The fact is, I watched a lot of age-innapropriate horror movies. A psychiatrist’s office seemed like a pretty solid opening scene to a terrible movie, so I did things to specifically try to freak out the therapist and our parents, based on what I knew the screwed-up teenagers I idolized did in horror and fantasy movies. Because here was my chance to become one. Those teenagers always ended up in awesome adventures. I call it The Corey Feldman theory.

So I was sitting there in Dr. Bob’s wood paneled office, scanning the crayon drawings on the wall and looking for any way to engage without actually discussing my feelings when I spied a table with sand and some plastic toys in it. The therapist saw me looking at the table and, maybe thinking it could be a tool to get a reading on me, said “It’s OK, Whiskey, if you’re not ready to share you can go play with the sand table.” He talked like someone reassuring a scared kitten. I immediately despised him, and began to lay my traps.


I was sure this drawing would do the trick.

I went over to the table and considered my options. There were some Greek columns, some animals made of plastic, and a few action figures and blocks. I could hear the grownups and MILK talking behind me. MILK said something about mom going through men “like a hot knife through butter,” and mom said something to dad about wondering “where the hell she’d picked up that little gem,” and then the talking got softer as I tuned them out.

I crafted a scene of a giraffe leading a human sacrifice. Roadblock, the G.I. Joe guy, was in an unfortunate position splayed in the center of a pentagram surrounded by columns, the world’s evilest giraffe held court as his zebra minions looked on, waiting for his word to draw and quarter Roadblock. Nobody mentioned anything about it, or reacted at all. I reveled in my certainty that they all had glanced at it and that I would be the subject of many hushed conversations about how nuts I’d become. Just like a real screwed up teenager!

In no time at all I just knew I would find a wand or a sword of destiny under my bed and save a magical kingdom, or troubled alternate universe! I could already picture the phone calls with hands cupped over the talking part. “there’s just something wrong with Whiskey” they would say, then pretend they were canceling a newspaper subscription and hang up when I knowingly walked into the room. The magical creatures had to be watching me.

The second session, I was ready. I made sure that I was dressed as screwed up as my parent bought wardrobe allowed and even brought some of my own props for the sand table. In addition, I had spent the last couple of days doing cliched, terrible drawings and made sure to leave my sketchbook open. I’d be on the road to adventure in no time. No monster who runs a magical portal can resist bad drawings of dead people and burning houses.

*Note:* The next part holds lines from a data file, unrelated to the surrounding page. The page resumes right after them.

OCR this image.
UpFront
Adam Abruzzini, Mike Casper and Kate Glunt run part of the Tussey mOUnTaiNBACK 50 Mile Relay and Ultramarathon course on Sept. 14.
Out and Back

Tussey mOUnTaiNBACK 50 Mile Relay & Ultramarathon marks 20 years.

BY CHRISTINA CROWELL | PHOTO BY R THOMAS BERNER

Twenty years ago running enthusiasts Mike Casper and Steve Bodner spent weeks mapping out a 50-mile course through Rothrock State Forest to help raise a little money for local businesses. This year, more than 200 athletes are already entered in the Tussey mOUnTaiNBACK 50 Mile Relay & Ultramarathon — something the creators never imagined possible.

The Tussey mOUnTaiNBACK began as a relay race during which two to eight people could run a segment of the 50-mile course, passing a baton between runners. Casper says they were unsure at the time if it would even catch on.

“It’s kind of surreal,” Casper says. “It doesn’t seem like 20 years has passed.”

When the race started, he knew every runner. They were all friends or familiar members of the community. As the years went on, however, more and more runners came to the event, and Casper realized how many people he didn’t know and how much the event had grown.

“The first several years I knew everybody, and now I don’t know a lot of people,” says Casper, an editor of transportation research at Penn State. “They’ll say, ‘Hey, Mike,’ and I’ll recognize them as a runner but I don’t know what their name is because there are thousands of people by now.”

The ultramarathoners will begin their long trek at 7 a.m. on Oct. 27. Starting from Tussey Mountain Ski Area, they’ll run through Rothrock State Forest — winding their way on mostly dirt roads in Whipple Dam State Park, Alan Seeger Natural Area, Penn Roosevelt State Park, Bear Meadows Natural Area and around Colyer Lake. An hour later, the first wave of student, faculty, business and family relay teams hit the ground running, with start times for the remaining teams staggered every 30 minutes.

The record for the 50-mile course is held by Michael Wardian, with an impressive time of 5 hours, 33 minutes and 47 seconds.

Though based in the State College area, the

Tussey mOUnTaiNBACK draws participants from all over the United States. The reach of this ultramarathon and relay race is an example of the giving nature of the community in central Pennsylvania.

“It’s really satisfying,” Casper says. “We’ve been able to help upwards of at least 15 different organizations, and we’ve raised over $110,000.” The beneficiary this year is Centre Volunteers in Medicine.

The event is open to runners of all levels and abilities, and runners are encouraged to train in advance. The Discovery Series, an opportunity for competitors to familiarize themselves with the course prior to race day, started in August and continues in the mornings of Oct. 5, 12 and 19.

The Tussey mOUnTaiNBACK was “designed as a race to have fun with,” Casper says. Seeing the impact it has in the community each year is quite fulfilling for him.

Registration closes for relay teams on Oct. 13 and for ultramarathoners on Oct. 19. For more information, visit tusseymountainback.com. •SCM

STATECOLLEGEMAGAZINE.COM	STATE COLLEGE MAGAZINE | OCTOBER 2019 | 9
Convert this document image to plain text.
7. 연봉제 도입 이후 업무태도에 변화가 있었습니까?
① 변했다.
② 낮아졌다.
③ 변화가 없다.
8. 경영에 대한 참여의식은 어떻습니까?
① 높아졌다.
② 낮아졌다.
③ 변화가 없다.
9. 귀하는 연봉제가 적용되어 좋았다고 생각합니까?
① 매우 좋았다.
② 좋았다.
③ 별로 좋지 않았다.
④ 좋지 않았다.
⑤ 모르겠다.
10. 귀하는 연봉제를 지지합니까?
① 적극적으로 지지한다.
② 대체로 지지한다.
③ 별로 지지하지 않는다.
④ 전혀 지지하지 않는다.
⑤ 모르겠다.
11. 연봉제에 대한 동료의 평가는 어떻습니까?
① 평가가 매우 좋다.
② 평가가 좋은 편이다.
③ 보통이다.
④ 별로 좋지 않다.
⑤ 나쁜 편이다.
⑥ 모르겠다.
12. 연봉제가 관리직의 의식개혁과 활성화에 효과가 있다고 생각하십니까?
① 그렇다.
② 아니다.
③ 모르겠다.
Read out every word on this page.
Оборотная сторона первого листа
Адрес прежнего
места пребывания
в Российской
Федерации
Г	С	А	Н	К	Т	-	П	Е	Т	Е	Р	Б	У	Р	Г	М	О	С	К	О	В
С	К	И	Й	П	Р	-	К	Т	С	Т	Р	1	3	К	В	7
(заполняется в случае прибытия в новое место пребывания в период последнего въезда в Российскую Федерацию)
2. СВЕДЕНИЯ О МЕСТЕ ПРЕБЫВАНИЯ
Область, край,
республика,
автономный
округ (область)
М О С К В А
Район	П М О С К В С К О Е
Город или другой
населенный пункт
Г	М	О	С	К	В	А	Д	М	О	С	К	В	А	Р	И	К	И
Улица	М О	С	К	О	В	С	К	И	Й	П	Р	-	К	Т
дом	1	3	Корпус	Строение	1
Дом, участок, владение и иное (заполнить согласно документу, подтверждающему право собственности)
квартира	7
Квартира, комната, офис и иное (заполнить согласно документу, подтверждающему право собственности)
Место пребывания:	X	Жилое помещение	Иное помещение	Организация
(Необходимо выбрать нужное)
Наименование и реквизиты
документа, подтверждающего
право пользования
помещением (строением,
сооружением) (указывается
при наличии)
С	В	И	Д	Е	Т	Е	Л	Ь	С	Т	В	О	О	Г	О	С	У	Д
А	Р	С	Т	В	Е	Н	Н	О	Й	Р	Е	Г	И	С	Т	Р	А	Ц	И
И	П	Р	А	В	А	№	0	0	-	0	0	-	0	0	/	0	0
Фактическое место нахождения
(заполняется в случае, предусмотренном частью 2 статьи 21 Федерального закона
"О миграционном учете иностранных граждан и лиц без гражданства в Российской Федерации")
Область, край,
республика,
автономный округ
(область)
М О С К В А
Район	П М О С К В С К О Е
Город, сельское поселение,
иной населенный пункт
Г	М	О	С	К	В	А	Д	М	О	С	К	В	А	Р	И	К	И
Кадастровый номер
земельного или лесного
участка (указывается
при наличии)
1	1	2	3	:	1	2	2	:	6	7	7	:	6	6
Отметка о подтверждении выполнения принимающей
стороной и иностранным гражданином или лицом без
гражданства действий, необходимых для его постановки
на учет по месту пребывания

There was no third session for me. I had gone too hard too fast on them and they smelled my plot. That, or someone decided that since I wasn’t going to “participate” they didn’t need my contribution to the group. Or MILK was doing a legitimate cry for help thing and this shit wasn’t actually about me in the first place. One of those things.

After that it was just MILK getting to go to therapy while I sat in the taco place with my father. She talked to Dr. Bob and mom.  We ate nachos and doodled on napkins. “I think my closet is a portal to another dimension,” I offered. Dad took a sip off his beer and thoughtfully said, “mmmm, probably.”

We’re both really good with our feelings. And really good at drawing on napkins, I like to draw skulls. He draws Pagliacci.